Bad and Good Errors: Value-Weighted Skill Scores in Deep Ensemble Learning

IEEE Trans Neural Netw Learn Syst. 2024 Feb;35(2):1993-2002. doi: 10.1109/TNNLS.2022.3186068. Epub 2024 Feb 5.

Abstract

Forecast verification is a crucial task for assessing the predictive power of prognostic model forecasts and it is usually implemented by checking quality-based skill scores. In this article, we propose a novel approach to realize forecast verification focusing not just on the forecast quality but rather on its value. Specifically, we introduce a strategy for assessing the severity of forecast errors based on the evidence that, on the one hand, a false alarm just anticipating an occurring event is better than one in the middle of consecutive nonoccurring events, and that, on the other hand, a miss of an isolated event has a worse impact than a miss of a single event, which is part of several consecutive occurrences.

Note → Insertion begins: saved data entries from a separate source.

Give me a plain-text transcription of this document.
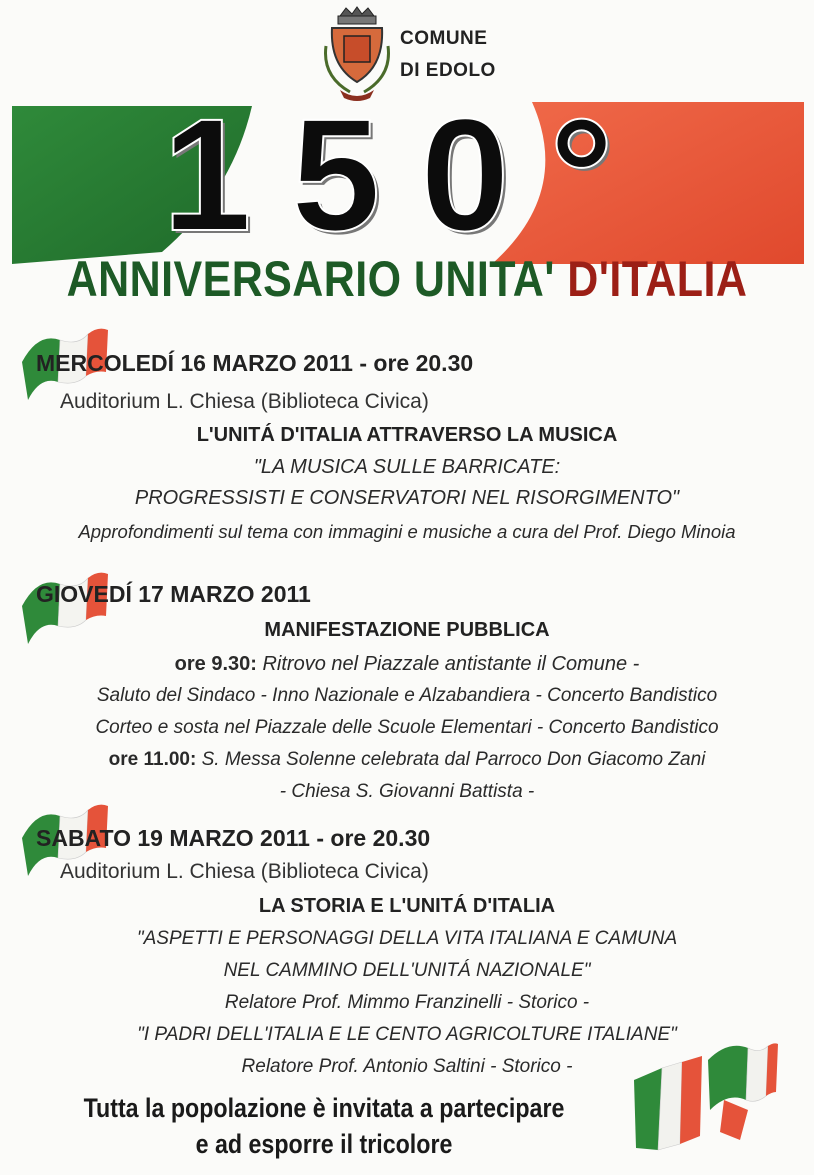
COMUNE
DI EDOLO
150°
ANNIVERSARIO UNITA' D'ITALIA
MERCOLEDÍ 16 MARZO 2011 - ore 20.30
Auditorium L. Chiesa (Biblioteca Civica)
L'UNITÁ D'ITALIA ATTRAVERSO LA MUSICA
"LA MUSICA SULLE BARRICATE:
PROGRESSISTI E CONSERVATORI NEL RISORGIMENTO"
Approfondimenti sul tema con immagini e musiche a cura del Prof. Diego Minoia
GIOVEDÍ 17 MARZO 2011
MANIFESTAZIONE PUBBLICA
ore 9.30: Ritrovo nel Piazzale antistante il Comune -
Saluto del Sindaco - Inno Nazionale e Alzabandiera - Concerto Bandistico
Corteo e sosta nel Piazzale delle Scuole Elementari - Concerto Bandistico
ore 11.00: S. Messa Solenne celebrata dal Parroco Don Giacomo Zani
- Chiesa S. Giovanni Battista -
SABATO 19 MARZO 2011 - ore 20.30
Auditorium L. Chiesa (Biblioteca Civica)
LA STORIA E L'UNITÁ D'ITALIA
"ASPETTI E PERSONAGGI DELLA VITA ITALIANA E CAMUNA
NEL CAMMINO DELL'UNITÁ NAZIONALE"
Relatore Prof. Mimmo Franzinelli - Storico -
"I PADRI DELL'ITALIA E LE CENTO AGRICOLTURE ITALIANE"
Relatore Prof. Antonio Saltini - Storico -
Tutta la popolazione è invitata a partecipare
e ad esporre il tricolore
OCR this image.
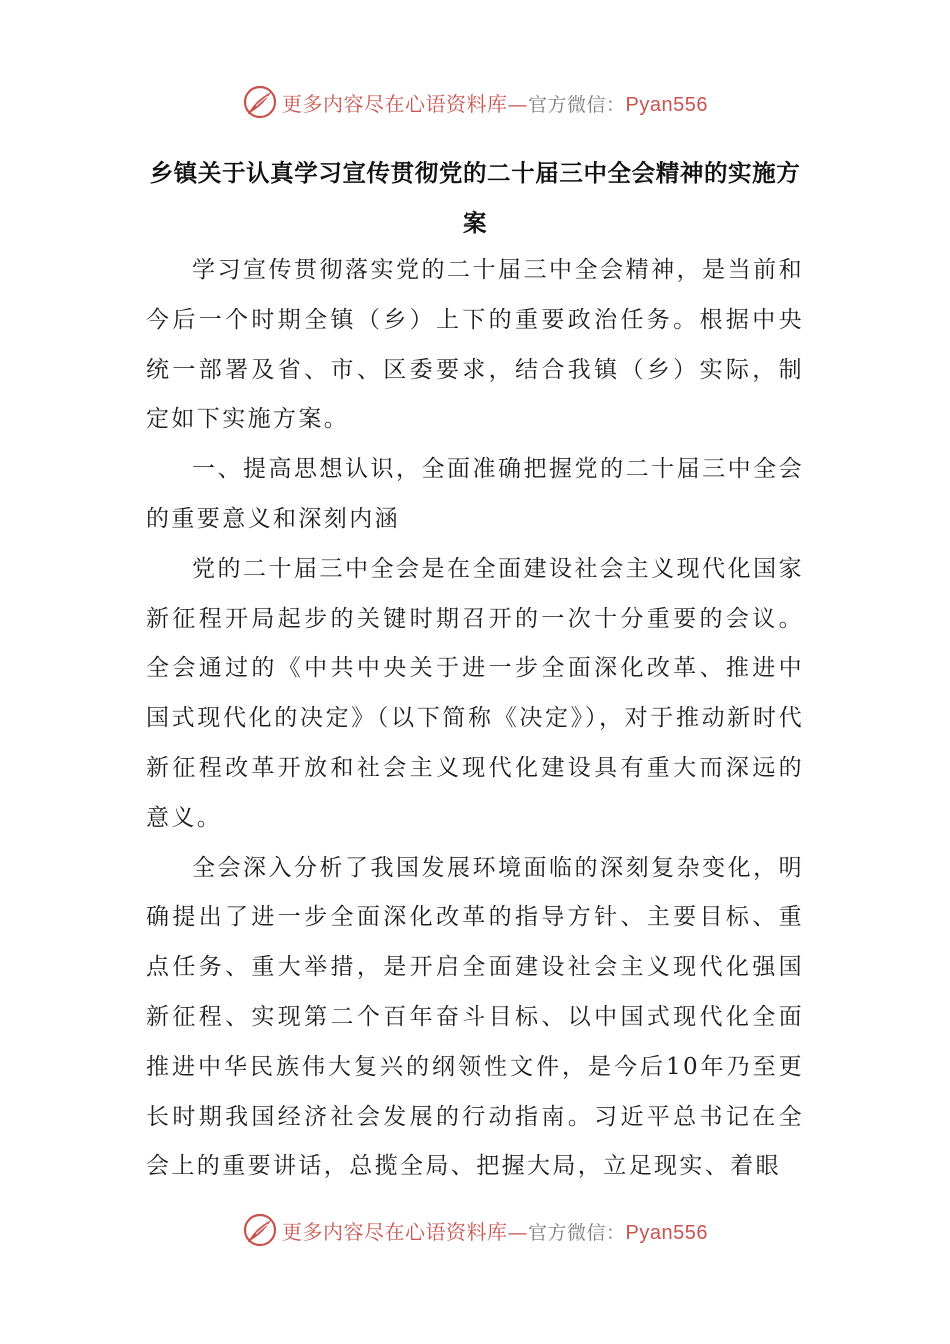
更多内容尽在心语资料库—官方微信：Pyan556
乡镇关于认真学习宣传贯彻党的二十届三中全会精神的实施方案

学习宣传贯彻落实党的二十届三中全会精神，是当前和今后一个时期全镇（乡）上下的重要政治任务。根据中央统一部署及省、市、区委要求，结合我镇（乡）实际，制定如下实施方案。

一、提高思想认识，全面准确把握党的二十届三中全会的重要意义和深刻内涵

党的二十届三中全会是在全面建设社会主义现代化国家新征程开局起步的关键时期召开的一次十分重要的会议。全会通过的《中共中央关于进一步全面深化改革、推进中国式现代化的决定》（以下简称《决定》），对于推动新时代新征程改革开放和社会主义现代化建设具有重大而深远的意义。

全会深入分析了我国发展环境面临的深刻复杂变化，明确提出了进一步全面深化改革的指导方针、主要目标、重点任务、重大举措，是开启全面建设社会主义现代化强国新征程、实现第二个百年奋斗目标、以中国式现代化全面推进中华民族伟大复兴的纲领性文件，是今后10年乃至更长时期我国经济社会发展的行动指南。习近平总书记在全会上的重要讲话，总揽全局、把握大局，立足现实、着眼

更多内容尽在心语资料库—官方微信：Pyan556
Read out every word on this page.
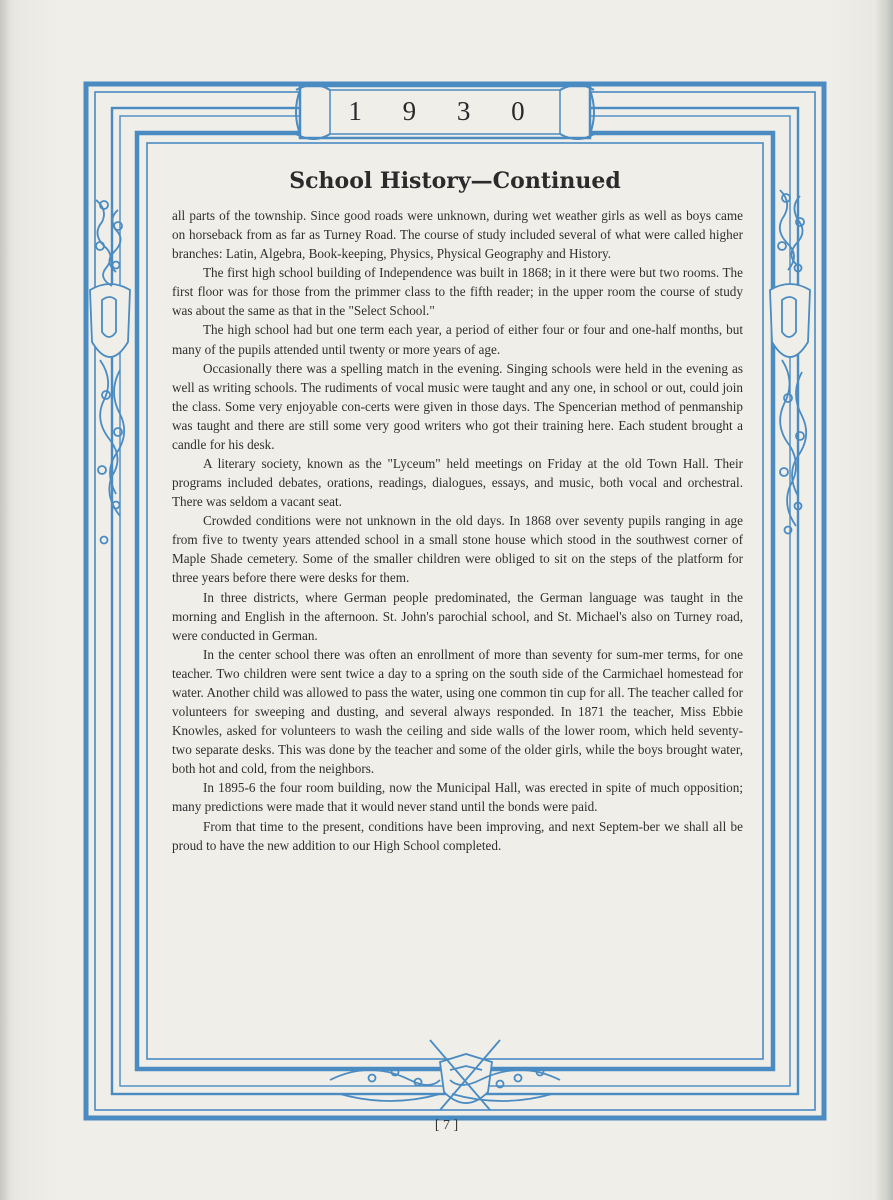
1 9 3 0
School History—Continued

all parts of the township. Since good roads were unknown, during wet weather girls as well as boys came on horseback from as far as Turney Road. The course of study included several of what were called higher branches: Latin, Algebra, Book-keeping, Physics, Physical Geography and History.

The first high school building of Independence was built in 1868; in it there were but two rooms. The first floor was for those from the primmer class to the fifth reader; in the upper room the course of study was about the same as that in the "Select School."

The high school had but one term each year, a period of either four or four and one-half months, but many of the pupils attended until twenty or more years of age.

Occasionally there was a spelling match in the evening. Singing schools were held in the evening as well as writing schools. The rudiments of vocal music were taught and any one, in school or out, could join the class. Some very enjoyable con-certs were given in those days. The Spencerian method of penmanship was taught and there are still some very good writers who got their training here. Each student brought a candle for his desk.

A literary society, known as the "Lyceum" held meetings on Friday at the old Town Hall. Their programs included debates, orations, readings, dialogues, essays, and music, both vocal and orchestral. There was seldom a vacant seat.

Crowded conditions were not unknown in the old days. In 1868 over seventy pupils ranging in age from five to twenty years attended school in a small stone house which stood in the southwest corner of Maple Shade cemetery. Some of the smaller children were obliged to sit on the steps of the platform for three years before there were desks for them.

In three districts, where German people predominated, the German language was taught in the morning and English in the afternoon. St. John's parochial school, and St. Michael's also on Turney road, were conducted in German.

In the center school there was often an enrollment of more than seventy for sum-mer terms, for one teacher. Two children were sent twice a day to a spring on the south side of the Carmichael homestead for water. Another child was allowed to pass the water, using one common tin cup for all. The teacher called for volunteers for sweeping and dusting, and several always responded. In 1871 the teacher, Miss Ebbie Knowles, asked for volunteers to wash the ceiling and side walls of the lower room, which held seventy-two separate desks. This was done by the teacher and some of the older girls, while the boys brought water, both hot and cold, from the neighbors.

In 1895-6 the four room building, now the Municipal Hall, was erected in spite of much opposition; many predictions were made that it would never stand until the bonds were paid.

From that time to the present, conditions have been improving, and next Septem-ber we shall all be proud to have the new addition to our High School completed.

[ 7 ]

Relying on this idea, we introduce a notion of value-weighted skill scores giving greater importance to the value of the prediction rather than to its quality. Then, we introduce an ensemble strategy to maximize quality-based and value-weighted skill scores independently of one another. We test it on the predictions provided by deep learning methods for binary classification in the case of four applications concerned with pollution, space weather, stock price, and IoT data stream forecasting. Our experimental studies show that using the ensemble strategy for maximizing the value-weighted skill scores generally improves both the value and quality of the forecast.